Fiat rates the 500 Abarth Cabrio at 9.6L/100km in the city and 7.3L/100km on the highway. What makes these numbers interesting is that they’re substantially worse when you take a look at the manual-transmission 500 Abarth Cabrio, which can manage 8.5L/100km in the city. That’s more than 10% – surprising when you consider the automatic has one extra ratio to play with. I ended my week with an average of 9.9L/100km over about 700km of mixed city and highway driving. The fuel tank will accept 40L of premium fuel. Most modern automatic transmissions have eclipsed manual transmissions in terms of both performance and efficiency, but that simply isn’t the case here. The manual transmission wins again, this time.
The Fiat 500 Abarth Cabrio starts at $29,495. My car adds the Comfort/Convenience group ($795), the Aisin six-speed automatic transmission ($1,495), the white side graphics and mirror caps ($275), Beats premium audio ($495), and those attractive white 17-inch wheels ($995).
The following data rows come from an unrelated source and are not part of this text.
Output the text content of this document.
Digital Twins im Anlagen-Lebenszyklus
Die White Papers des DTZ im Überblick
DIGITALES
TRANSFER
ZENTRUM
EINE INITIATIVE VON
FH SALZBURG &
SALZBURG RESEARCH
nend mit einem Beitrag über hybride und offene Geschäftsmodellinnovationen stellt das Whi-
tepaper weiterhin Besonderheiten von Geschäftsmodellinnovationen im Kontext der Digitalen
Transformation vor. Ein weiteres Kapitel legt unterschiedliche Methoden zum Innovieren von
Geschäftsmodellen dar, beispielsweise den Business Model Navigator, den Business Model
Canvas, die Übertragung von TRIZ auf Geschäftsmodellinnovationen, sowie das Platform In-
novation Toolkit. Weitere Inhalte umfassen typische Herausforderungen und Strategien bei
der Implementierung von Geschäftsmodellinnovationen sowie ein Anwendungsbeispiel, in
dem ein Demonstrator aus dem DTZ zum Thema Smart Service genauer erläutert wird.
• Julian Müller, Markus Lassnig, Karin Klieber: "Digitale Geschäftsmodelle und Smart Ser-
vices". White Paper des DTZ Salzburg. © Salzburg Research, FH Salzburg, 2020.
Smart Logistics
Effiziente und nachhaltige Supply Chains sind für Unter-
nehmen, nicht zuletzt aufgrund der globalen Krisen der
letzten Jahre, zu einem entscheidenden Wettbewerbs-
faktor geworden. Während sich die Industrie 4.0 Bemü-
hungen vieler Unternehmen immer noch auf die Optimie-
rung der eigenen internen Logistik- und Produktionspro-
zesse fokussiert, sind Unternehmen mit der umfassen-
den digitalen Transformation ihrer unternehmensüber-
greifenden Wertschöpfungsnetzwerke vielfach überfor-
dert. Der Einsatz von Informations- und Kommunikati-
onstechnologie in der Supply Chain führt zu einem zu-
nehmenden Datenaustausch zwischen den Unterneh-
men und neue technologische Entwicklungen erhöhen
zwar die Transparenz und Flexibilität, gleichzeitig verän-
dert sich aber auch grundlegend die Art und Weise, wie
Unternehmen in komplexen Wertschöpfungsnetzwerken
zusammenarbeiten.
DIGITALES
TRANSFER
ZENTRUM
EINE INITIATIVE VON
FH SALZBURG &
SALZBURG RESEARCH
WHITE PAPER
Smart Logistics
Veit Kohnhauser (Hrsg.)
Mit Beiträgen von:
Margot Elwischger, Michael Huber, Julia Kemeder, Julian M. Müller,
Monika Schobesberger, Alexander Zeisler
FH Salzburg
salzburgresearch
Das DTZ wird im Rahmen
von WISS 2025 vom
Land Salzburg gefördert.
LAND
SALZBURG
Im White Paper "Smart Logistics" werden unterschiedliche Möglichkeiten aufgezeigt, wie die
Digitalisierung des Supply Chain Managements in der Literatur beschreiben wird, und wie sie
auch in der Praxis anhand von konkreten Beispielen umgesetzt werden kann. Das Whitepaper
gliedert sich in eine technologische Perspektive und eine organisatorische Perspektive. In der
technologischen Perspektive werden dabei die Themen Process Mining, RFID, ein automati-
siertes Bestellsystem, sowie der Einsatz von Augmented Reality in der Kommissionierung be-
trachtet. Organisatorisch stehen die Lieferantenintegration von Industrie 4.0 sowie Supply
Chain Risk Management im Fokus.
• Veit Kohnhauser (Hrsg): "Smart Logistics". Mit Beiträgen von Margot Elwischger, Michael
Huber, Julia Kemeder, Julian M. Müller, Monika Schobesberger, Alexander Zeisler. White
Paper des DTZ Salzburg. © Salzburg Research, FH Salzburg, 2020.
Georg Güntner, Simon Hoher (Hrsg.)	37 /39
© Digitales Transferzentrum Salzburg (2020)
This brings the as-tested MSRP to $33,550, before additional fees and taxes. If it were up to me, the Comfort/Convenience group is a reasonable deal, as is the white graphics, but I would skip the automatic transmission and the Beats premium audio. Alternatively, if you’re restrained with the option list, you can get a decently-equipped Mini Cooper S for similar amounts of money.
A lot like the Mini Cooper S John Cooper Works, the Fiat 500 Abarth Cabrio is not really a car one buys because represents a good value. It is a car that at first glance, stirs the emotion with its Italian style and flair. It’s a unique little car, but some would insist that it’s a little too cute to be taken seriously – even in the Abarth trim. I’m a practical young guy, so the Fiat 500 Abarth isn’t really the kind of car for me. But for those who value the unique style, they can pick up a hot hatchback that doubles as a convertible. Like I said with the standard Fiat 500 Cabrio, open-air motoring on a nice day is worth more than just a few bullet points on a spec sheet. I would just recommend the manual transmission if at all possible.